A priest, Andrew Kim Taegon and a layman Paul Chong Hasang, head the list of 103 martyrs canonized in 1984, but the early Korean church was from the first a church of laypeople. Decades before those celebrated today, it was without priests or bishops. All lay people, they kept faith alive at great cost and offered it to others. 

 By its nature, the Catholic Church draws from its member churches the gifts God has given them. The church is the body of Christ. May our churches today, old and new, be blessed with lay people like those who founded the church in Korea.

The Second Vatican Council, 60 years or so ago,  called for increasing the role of the laity in the Catholic Church. It seems to me that goal has still to be met, at least in my country. 

“Once again, Jesus sends lay people into every town and place where he will come (cf.Luke 10:1) so that they may show that they are co-workers in the various forms and modes of the one apostolate of the Church, which must be constantly adapted to the new needs of our times. Ever productive as they should be in the work of the Lord, they know that their labor in him is not in vain (cf.  1 Cor.15:58).”  (Decree on Laity, 33)

O God, who have been pleased to increase your adopted children in all the world, and who made the blood of the Martyrs Saint Andrew Kim Tae-gǒn and his companions a most fruitful seed of Christians, grant that we may be defended by their help and profit always from their example.Through our Lord Jesus Christ, your Son, who lives and reigns with you in the unity of the Holy Spirit, God, for ever and ever.Amen.

Preaching, 2

Yesterday I offered some thoughts on preaching. Today a few more reflections. Who are those we preach to today? We should know them as they are and the church in which we preach as it is.

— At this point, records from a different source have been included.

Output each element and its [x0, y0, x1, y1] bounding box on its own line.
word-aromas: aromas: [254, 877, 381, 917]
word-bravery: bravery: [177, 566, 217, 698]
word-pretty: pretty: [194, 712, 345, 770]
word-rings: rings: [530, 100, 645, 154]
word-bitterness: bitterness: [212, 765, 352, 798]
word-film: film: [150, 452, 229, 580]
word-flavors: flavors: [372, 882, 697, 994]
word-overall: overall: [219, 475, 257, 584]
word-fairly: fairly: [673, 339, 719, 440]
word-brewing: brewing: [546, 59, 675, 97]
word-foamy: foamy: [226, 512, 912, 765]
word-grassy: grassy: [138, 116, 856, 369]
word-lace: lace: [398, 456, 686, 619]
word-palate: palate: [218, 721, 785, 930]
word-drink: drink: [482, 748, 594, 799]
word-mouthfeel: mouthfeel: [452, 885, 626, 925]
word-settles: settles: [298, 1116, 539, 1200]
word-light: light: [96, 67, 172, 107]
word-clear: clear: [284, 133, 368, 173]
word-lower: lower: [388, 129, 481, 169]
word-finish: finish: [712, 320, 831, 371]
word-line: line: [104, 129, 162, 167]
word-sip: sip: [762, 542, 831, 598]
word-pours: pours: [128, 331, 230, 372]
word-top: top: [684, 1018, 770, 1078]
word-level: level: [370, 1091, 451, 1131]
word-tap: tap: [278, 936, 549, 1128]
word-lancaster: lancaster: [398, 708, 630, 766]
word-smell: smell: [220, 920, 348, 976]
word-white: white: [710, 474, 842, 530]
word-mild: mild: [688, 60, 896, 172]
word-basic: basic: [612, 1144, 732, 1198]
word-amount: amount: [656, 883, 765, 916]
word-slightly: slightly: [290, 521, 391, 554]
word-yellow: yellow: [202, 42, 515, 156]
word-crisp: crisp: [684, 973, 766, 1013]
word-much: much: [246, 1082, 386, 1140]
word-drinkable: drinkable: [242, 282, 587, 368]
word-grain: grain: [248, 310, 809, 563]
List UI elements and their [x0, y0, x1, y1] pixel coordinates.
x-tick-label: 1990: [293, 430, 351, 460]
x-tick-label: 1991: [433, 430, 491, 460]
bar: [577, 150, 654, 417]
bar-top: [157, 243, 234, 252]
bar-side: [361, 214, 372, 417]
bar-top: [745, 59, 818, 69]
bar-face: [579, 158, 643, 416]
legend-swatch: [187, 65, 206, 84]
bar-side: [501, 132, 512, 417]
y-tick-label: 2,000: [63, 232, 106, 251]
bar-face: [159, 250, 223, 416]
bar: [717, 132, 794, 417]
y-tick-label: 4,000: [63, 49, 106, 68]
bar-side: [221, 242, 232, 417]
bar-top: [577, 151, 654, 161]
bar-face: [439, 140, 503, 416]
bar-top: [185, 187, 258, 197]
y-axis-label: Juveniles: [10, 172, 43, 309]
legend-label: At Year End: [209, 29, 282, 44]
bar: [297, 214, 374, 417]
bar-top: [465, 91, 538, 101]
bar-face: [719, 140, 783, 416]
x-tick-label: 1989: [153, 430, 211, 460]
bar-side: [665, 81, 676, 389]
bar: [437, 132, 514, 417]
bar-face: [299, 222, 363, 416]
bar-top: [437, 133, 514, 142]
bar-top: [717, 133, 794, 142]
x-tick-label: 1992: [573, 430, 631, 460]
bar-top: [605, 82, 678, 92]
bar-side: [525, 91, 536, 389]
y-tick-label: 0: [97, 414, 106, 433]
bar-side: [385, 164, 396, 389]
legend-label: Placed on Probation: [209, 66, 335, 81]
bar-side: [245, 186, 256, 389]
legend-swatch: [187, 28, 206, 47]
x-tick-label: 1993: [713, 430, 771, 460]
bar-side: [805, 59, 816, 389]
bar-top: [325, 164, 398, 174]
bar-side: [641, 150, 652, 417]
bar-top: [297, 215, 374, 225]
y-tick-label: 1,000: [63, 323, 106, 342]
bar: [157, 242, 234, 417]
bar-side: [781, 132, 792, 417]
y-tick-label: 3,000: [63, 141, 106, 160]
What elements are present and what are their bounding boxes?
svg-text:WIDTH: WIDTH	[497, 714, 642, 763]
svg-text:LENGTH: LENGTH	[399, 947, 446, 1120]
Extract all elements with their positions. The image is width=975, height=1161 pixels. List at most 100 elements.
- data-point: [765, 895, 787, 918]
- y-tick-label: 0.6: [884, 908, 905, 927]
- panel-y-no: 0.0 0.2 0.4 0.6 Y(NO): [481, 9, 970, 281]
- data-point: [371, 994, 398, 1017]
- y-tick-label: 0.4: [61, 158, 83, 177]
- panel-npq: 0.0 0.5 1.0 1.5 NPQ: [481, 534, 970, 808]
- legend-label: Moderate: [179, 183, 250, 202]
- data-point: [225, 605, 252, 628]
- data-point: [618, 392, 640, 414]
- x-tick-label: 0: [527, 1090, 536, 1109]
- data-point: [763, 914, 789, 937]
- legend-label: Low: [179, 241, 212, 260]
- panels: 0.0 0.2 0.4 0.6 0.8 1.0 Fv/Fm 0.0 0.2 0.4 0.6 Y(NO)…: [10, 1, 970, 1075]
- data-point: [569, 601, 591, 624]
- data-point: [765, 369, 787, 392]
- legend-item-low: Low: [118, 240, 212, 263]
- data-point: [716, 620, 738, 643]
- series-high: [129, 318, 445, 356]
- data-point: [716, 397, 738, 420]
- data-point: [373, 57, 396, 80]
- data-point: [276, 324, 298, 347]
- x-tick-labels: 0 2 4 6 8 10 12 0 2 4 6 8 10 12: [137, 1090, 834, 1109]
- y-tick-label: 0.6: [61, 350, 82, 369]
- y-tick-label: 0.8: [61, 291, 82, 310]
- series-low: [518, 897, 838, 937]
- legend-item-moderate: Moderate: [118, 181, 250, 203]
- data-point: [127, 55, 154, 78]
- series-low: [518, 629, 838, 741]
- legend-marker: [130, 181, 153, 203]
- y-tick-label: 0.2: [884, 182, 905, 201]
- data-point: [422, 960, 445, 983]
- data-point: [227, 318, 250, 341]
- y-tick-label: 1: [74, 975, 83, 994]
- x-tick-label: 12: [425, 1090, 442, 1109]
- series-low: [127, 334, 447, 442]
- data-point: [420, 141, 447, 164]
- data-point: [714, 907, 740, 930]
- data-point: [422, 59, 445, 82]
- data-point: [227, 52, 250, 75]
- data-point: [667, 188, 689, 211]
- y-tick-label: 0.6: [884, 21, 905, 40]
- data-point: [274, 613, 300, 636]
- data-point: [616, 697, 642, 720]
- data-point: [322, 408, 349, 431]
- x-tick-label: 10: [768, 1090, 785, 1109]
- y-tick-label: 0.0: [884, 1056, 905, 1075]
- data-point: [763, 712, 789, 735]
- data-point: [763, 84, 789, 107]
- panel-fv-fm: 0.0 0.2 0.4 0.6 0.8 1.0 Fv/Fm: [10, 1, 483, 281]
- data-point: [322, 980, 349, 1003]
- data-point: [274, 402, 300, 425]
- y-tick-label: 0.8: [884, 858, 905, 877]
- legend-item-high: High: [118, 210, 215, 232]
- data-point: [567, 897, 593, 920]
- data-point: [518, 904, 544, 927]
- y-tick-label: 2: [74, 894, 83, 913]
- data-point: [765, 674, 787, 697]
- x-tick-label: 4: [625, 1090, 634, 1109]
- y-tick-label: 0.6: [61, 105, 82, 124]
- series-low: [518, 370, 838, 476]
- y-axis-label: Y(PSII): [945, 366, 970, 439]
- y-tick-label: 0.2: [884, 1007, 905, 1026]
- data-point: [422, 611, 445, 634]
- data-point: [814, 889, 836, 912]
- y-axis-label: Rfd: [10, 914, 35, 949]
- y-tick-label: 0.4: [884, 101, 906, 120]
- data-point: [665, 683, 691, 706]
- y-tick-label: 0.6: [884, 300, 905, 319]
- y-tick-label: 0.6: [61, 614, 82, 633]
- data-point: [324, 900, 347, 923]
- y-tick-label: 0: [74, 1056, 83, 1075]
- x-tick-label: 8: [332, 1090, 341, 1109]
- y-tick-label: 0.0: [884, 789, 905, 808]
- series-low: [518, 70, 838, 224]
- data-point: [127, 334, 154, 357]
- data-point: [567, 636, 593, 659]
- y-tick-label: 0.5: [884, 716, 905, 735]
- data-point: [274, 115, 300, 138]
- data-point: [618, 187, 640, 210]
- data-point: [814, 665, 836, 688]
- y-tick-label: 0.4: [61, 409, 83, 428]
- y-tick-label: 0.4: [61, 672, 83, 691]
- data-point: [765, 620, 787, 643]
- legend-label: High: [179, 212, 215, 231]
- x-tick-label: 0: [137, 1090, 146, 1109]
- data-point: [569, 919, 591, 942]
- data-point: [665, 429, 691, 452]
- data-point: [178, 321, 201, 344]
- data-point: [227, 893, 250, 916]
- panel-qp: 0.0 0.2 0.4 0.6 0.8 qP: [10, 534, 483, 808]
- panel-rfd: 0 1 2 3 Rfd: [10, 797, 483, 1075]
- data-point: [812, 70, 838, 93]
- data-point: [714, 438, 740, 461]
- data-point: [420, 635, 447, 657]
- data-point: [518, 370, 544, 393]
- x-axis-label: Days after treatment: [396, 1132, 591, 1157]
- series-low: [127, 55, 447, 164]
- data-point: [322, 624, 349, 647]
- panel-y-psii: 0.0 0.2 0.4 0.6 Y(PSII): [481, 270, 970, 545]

Let’s recognize we’re preaching to people and to a church experiencing a priest shortage, a declining number of women and men religious, and a weakened hierarchy.Statistics– surely we see it ourselves– tell us that people, especially the younger generation, aren’t going to church as they once did.  Our parishes are suffering from a decline in members and Catholic schools are closing.

It’s a church roiled by sexual scandals, controversy over the place of women, issues like gay marriage, abortion and government regulations. Certainly,  Jesus Christ will be with us always and the church will survive, but what can we do to strengthen it?

I think the closest historical parallel to our American church today may be the Catholic church in American colonial times, which one historian describes as a “priestless, popeless church.”  We might add  “sisterless” to describe our church, since religious woman had a major role in its growth until now.

The colonial church survived, according to historians, because it was kept alive in the home, by prayerbooks and catechisms. (cf. The Faithful: A History of Catholics in American, by James M. O’Toole, Harvard,  2008)

Historical parallels are never absolute, but that era may suggest a preaching aimed at building a home-based faith, that is strongly catechetical and that promotes a life of regular prayer in people.

What would the prayerbook and basic catechism for today’s church be? The bible, now providentially blessed with new tools to access the treasures of its spirituality. We need a preaching that directs people to this source and helps them mine it.

It’s important we recommend the best versions of the scripture available (The New American Bible, The Jerusalem Bible) and encourage people to use aids like The Magnificat and Give Us Our Daily Bread to follow the daily lectionary.

Who preaches?

I believe we need a new generation of preachers in our churches and wherever the gospel can be proclaimed: men and women, priests, religious and laypeople. I’m not looking for new Bishop Fulton Sheens, spell–binding orators to dazzle us with their eloquence.

I think I’d prefer preachers with more modest skills. Maybe preachers like the hosts on the cooking shows on television, who whip up good food and bow out modestly after they show you how it’s done. I think  laypeople will have an increasing role in the renewal of preaching.

What about canon law? “The times, they are a-changing.”